Recent terrorist attacks in Ankara, Turkey, and Berlin, Germany, add to a growing list of incidents that are becoming increasingly difficult to remember. Does one begin the list with the plane hijackings in the '60s and '70s, or the first World Trade Center bombing in 1993, or the USS Cole attack in 2000, or the second World Trade Center attack in 2001, or Ft. Hood, San Bernardino, Orlando, Paris or Nice? And that's not all of them, nor will it be the end of them, if we don't have a better response.
During the great wave of immigration in the early 20th century, the United States barred those afflicted with tuberculosis, venereal disease, trachoma and other serious diseases from entering the country. Now a different kind of infection is invading Europe and increasingly the United States. It's called radical Islamic terrorism. The West continues to admit people from terrorist countries, people who have been infected with this killer disease, seemingly fearing the affliction less than being labeled intolerant.
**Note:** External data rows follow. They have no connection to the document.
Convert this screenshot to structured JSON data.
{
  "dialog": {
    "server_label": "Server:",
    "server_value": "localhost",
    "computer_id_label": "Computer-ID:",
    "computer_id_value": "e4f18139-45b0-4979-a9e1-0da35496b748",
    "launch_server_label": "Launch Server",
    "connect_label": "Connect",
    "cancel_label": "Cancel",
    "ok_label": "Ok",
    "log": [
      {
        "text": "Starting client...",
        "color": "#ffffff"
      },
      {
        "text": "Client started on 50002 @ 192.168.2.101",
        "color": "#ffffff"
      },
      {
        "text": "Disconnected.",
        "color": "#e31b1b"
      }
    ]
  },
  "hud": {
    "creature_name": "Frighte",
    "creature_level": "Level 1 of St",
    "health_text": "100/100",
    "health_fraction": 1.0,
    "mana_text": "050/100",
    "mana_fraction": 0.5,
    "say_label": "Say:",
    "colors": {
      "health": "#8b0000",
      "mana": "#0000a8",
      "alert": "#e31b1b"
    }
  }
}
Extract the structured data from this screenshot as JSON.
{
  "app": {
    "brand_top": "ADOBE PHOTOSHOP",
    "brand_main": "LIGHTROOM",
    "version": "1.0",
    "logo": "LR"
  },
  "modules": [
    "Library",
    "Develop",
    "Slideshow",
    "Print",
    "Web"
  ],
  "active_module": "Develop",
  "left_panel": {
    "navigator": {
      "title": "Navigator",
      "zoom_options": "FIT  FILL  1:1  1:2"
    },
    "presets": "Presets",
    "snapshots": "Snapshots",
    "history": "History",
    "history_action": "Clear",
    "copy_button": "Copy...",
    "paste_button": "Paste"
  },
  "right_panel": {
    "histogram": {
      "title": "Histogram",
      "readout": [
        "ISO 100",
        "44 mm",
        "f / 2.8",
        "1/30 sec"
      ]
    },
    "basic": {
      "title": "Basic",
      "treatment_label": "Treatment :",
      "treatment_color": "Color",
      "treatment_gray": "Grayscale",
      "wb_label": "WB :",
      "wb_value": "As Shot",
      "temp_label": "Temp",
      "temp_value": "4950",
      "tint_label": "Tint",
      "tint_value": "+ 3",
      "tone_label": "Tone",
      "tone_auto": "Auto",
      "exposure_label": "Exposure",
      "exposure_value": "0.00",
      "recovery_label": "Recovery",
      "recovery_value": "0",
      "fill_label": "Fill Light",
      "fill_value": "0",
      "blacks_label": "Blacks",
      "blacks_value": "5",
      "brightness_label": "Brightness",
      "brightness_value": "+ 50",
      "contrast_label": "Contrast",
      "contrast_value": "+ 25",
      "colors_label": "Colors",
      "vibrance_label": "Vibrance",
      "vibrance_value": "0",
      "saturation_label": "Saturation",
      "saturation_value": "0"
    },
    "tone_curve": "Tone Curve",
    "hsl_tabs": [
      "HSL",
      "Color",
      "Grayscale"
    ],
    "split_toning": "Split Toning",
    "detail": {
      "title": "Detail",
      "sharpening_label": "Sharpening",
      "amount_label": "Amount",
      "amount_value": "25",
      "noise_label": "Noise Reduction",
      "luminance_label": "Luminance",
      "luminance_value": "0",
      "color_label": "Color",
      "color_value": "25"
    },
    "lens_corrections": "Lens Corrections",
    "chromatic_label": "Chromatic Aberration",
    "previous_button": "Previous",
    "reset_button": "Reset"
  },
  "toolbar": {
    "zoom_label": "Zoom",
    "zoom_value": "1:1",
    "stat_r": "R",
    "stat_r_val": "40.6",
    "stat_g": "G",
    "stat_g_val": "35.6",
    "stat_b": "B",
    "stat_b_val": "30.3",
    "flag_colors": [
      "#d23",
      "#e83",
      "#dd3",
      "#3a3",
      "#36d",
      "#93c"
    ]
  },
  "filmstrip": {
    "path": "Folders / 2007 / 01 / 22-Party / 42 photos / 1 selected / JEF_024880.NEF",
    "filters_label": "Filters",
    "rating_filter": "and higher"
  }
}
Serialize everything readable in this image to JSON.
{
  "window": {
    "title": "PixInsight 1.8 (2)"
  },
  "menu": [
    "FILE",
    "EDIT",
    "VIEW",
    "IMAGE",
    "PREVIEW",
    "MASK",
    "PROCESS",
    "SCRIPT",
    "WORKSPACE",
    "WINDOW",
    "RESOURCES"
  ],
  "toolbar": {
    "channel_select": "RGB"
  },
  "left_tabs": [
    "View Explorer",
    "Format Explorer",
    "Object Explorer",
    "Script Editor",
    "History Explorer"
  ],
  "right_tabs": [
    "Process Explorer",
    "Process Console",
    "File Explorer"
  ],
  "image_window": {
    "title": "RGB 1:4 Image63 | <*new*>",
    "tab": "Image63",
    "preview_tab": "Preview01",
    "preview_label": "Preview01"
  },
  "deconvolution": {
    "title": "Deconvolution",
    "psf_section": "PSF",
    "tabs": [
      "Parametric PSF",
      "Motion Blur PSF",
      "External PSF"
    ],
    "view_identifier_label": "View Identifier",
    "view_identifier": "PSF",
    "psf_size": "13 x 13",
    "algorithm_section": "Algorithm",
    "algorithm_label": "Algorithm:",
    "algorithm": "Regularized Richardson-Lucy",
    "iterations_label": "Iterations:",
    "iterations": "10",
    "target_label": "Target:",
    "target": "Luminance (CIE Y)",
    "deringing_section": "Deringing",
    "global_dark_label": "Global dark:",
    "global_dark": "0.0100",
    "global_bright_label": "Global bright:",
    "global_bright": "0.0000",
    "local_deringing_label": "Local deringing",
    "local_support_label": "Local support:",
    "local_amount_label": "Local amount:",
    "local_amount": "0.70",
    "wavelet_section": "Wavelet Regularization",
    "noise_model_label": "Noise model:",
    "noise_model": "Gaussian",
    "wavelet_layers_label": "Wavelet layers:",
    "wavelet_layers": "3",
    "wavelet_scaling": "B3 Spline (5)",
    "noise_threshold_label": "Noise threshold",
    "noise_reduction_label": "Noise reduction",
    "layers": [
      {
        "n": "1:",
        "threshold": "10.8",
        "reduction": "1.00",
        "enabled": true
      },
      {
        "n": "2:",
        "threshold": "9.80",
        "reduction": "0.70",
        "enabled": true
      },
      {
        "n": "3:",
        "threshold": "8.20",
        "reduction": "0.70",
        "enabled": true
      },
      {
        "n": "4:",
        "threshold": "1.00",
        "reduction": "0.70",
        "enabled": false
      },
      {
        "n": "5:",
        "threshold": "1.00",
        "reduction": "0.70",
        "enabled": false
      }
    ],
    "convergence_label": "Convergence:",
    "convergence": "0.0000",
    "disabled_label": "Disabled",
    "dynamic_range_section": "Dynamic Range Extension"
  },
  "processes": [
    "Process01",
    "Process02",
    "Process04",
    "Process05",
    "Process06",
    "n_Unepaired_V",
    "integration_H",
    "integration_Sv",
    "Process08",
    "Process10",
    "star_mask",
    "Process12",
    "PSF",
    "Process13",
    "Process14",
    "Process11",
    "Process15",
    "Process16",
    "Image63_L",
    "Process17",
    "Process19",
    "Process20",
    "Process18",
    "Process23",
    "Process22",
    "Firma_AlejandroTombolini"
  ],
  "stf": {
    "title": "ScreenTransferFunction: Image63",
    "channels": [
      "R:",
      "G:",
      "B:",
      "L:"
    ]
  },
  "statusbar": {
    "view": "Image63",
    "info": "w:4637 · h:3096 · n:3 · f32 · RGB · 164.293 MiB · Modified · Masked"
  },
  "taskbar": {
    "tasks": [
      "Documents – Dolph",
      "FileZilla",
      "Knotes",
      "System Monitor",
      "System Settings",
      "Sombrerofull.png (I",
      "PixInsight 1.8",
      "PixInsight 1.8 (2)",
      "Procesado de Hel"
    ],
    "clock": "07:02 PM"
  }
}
How is that working out? So afraid of being charged with Islamophobia, German Chancellor Angela Merkel admitted more than 1 million refugees in 2015 from nations that breed terrorists. It was inevitable that some would come to destroy rather than assimilate.
Mounting evidence that many of these people are time bombs waiting to explode still fails to open eyes that have been deliberately shut.
Take the case of a 24-year-old Tunisian named Anis Amri, the suspect in the Berlin Christmas market attack, shot dead by authorities on Friday in Milan, Italy. Amri was one of a number of suspected terrorists who have come from Tunisia, a country that has reportedly sent more fighters to Syria than any other. The Charlie Hebdo attacker was Tunisian, as was the man who drove a truck into a crowd in Nice on Bastille Day, killing 86 people. ISIS had urged similar attacks be made and, apparently, the Berlin suspect obeyed.